Whether they are places to grow food or tranquil retreats, gardens have always been sources of inspiration for artists.
Gardens inspired the next Confluence Gallery exhibit, called “Dig It: A Place Where Art and Gardens Come Together.” The exhibit presents art about gardens and art for gardens, and opens Saturday (June 1) with a reception from 5-7 p.m.
“Gardens nourish us, and resonate with us,” said Theresa Miller, who curated the exhibit. “Gardens have always influenced artists and inspired us to be creative in our own expressions of creating space to grow food or a place to rest in a leafy retreat.”
Miller, a master gardener and certified arborist, will bring the outdoors inside during the exhibit’s opening weekend, creating a veritable garden within the gallery.
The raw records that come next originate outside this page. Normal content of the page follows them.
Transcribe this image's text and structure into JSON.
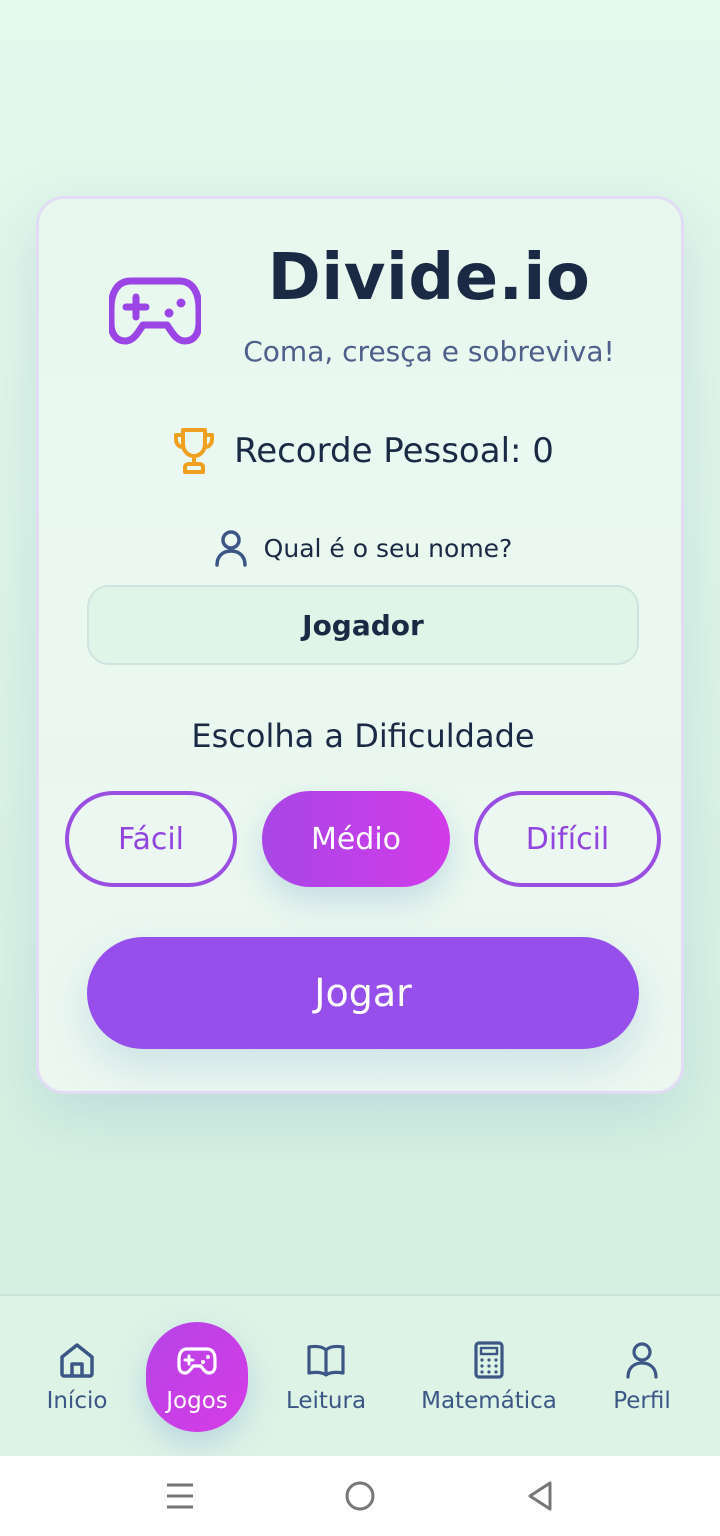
{
  "app": {
    "title": "Divide.io",
    "subtitle": "Coma, cresça e sobreviva!",
    "logo_icon": "gamepad-icon"
  },
  "record": {
    "icon": "trophy-icon",
    "text": "Recorde Pessoal: 0"
  },
  "name": {
    "icon": "user-icon",
    "label": "Qual é o seu nome?",
    "value": "Jogador"
  },
  "difficulty": {
    "title": "Escolha a Dificuldade",
    "options": [
      {
        "label": "Fácil",
        "selected": false
      },
      {
        "label": "Médio",
        "selected": true
      },
      {
        "label": "Difícil",
        "selected": false
      }
    ]
  },
  "play_label": "Jogar",
  "nav": {
    "items": [
      {
        "label": "Início",
        "icon": "home-icon",
        "active": false
      },
      {
        "label": "Jogos",
        "icon": "gamepad-icon",
        "active": true
      },
      {
        "label": "Leitura",
        "icon": "book-icon",
        "active": false
      },
      {
        "label": "Matemática",
        "icon": "calculator-icon",
        "active": false
      },
      {
        "label": "Perfil",
        "icon": "user-icon",
        "active": false
      }
    ]
  },
  "colors": {
    "accent": "#964fea",
    "active_gradient_start": "#a846e6",
    "active_gradient_end": "#d23be9",
    "text_dark": "#1b2a44",
    "trophy": "#f0a020",
    "nav_text": "#3c5785"
  }
}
Plants from Wild Hearts Nursery and Methow Natives and flowers from Brightwood Gardens will decorate the gallery and will be available for purchase. Every Thursday during the exhibit, through July 6, fresh flower bouquets from Brightwood Gardens will be offered for sale at the gallery.
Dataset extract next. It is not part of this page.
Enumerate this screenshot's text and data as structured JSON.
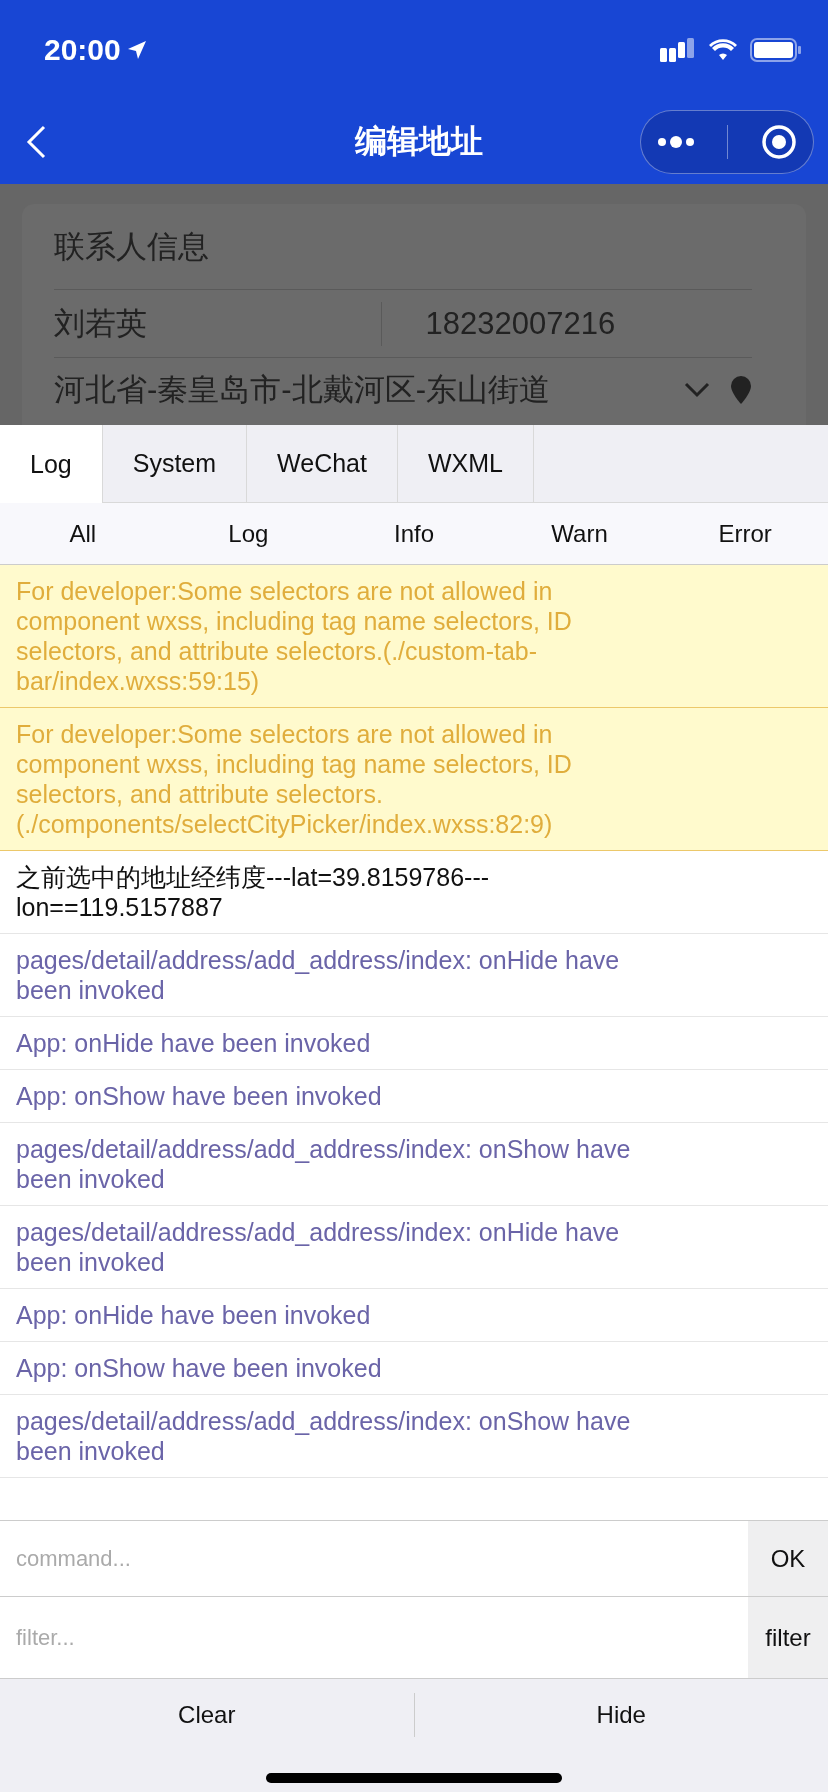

The exhibit will present a wide range of art expressing “the concept of what it is to be within a garden,” Miller said. Among the diverse works in the show are a 5-foot-long painting of a man farming, tiny fairy shoes painted on rocks, a metal arbor made of butterflies, and botanical paintings based on female anatomy.
Miller has also arranged a hands-on garden experience on June 23 as part of the exhibit. Participants will be able to visit three local gardens, where they can learn about different gardening techniques — particularly composting — from master gardeners. The gardens can be visited from 10 a.m. – 3 p.m. on June 23.
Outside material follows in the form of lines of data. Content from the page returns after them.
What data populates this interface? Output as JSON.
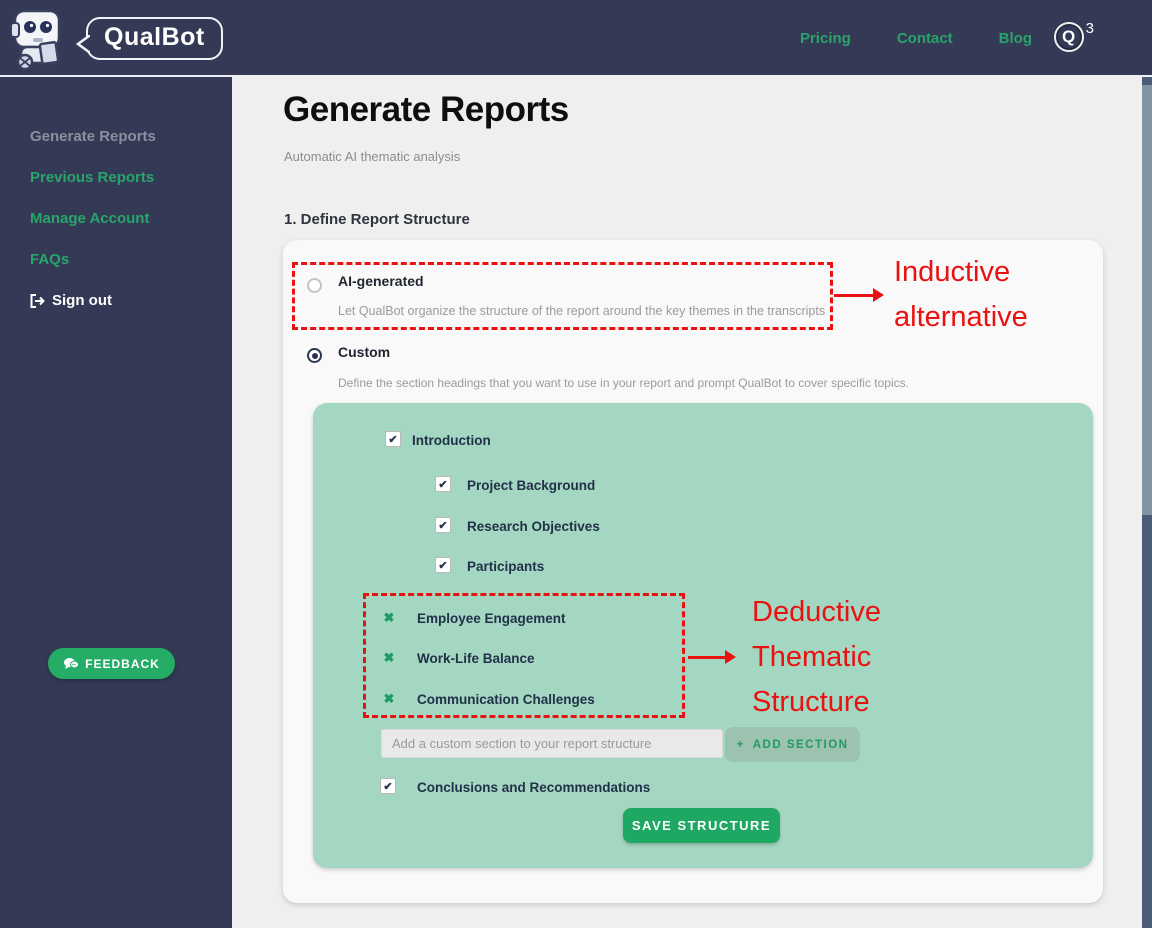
{
  "navbar": {
    "brand": "QualBot",
    "links": [
      {
        "label": "Pricing"
      },
      {
        "label": "Contact"
      },
      {
        "label": "Blog"
      }
    ],
    "credits_badge": {
      "letter": "Q",
      "count": "3"
    }
  },
  "sidebar": {
    "items": [
      {
        "label": "Generate Reports",
        "active": true
      },
      {
        "label": "Previous Reports"
      },
      {
        "label": "Manage Account"
      },
      {
        "label": "FAQs"
      },
      {
        "label": "Sign out"
      }
    ],
    "feedback_label": "FEEDBACK"
  },
  "main": {
    "title": "Generate Reports",
    "subtitle": "Automatic AI thematic analysis",
    "section_heading": "1. Define Report Structure",
    "options": {
      "ai": {
        "label": "AI-generated",
        "description": "Let QualBot organize the structure of the report around the key themes in the transcripts",
        "selected": false
      },
      "custom": {
        "label": "Custom",
        "description": "Define the section headings that you want to use in your report and prompt QualBot to cover specific topics.",
        "selected": true
      }
    },
    "structure": {
      "intro": {
        "label": "Introduction",
        "checked": true
      },
      "sub_items": [
        {
          "label": "Project Background",
          "checked": true
        },
        {
          "label": "Research Objectives",
          "checked": true
        },
        {
          "label": "Participants",
          "checked": true
        }
      ],
      "custom_sections": [
        {
          "label": "Employee Engagement"
        },
        {
          "label": "Work-Life Balance"
        },
        {
          "label": "Communication Challenges"
        }
      ],
      "add_input_placeholder": "Add a custom section to your report structure",
      "add_button_plus": "+",
      "add_button_label": "ADD SECTION",
      "conclusions": {
        "label": "Conclusions and Recommendations",
        "checked": true
      },
      "save_button_label": "SAVE STRUCTURE"
    }
  },
  "annotations": {
    "inductive": {
      "text": "Inductive alternative"
    },
    "deductive": {
      "text": "Deductive Thematic Structure"
    }
  },
  "glyphs": {
    "check": "✔",
    "remove_x": "✖"
  },
  "colors": {
    "navy": "#343a55",
    "accent_green": "#27a56a",
    "button_green": "#1fa864",
    "panel_green": "#a4d7c1",
    "annotation_red": "#ea1111",
    "main_bg": "#efefef",
    "card_bg": "#f9f9f9"
  }
}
The three gardens are different types, including a flat ground vegetable garden, a raised bed garden and a landscaped garden designed to provide privacy. Each garden “is based on composting,” Miller said. Visitors will have an opportunity for “tactile learning … you can get your hands in and feel the soil.” Participants are encouraged to bring gardening gloves.
Locations of the gardens will be provided on the day of the event at 9 a.m. at Confluence Gallery, and participation is by donation. The gardens are near Winthrop and are within easy walking distance of each other, Miller said.
Still life exhibit
Also opening Saturday in Confluence Gallery’s Community Gallery is an exhibit called “The Pantry: Still Lifes of Fruit and Vegetables.”
Susan Donahue’s 15 still life paintings of fruit and vegetables project intimacy and comfort. A still life painting elevates simple things, but a still life itself is not simple nor is the process of creating one, Donohue said.
“Perhaps this is why I find them intriguing, comforting, and finally puzzling. Why give that much attention to an onion? For me, a still life painting asks us to engage with our everyday world and to look closely at the things we see around us all the time and to find their beauty because their beauty is the beauty of our world,” she said.
The series also incorporates works by Methow Valley potters Marcia Ives, Tamera Abaté and Almquist Old Time Pottery, and woodworker Don McIvor.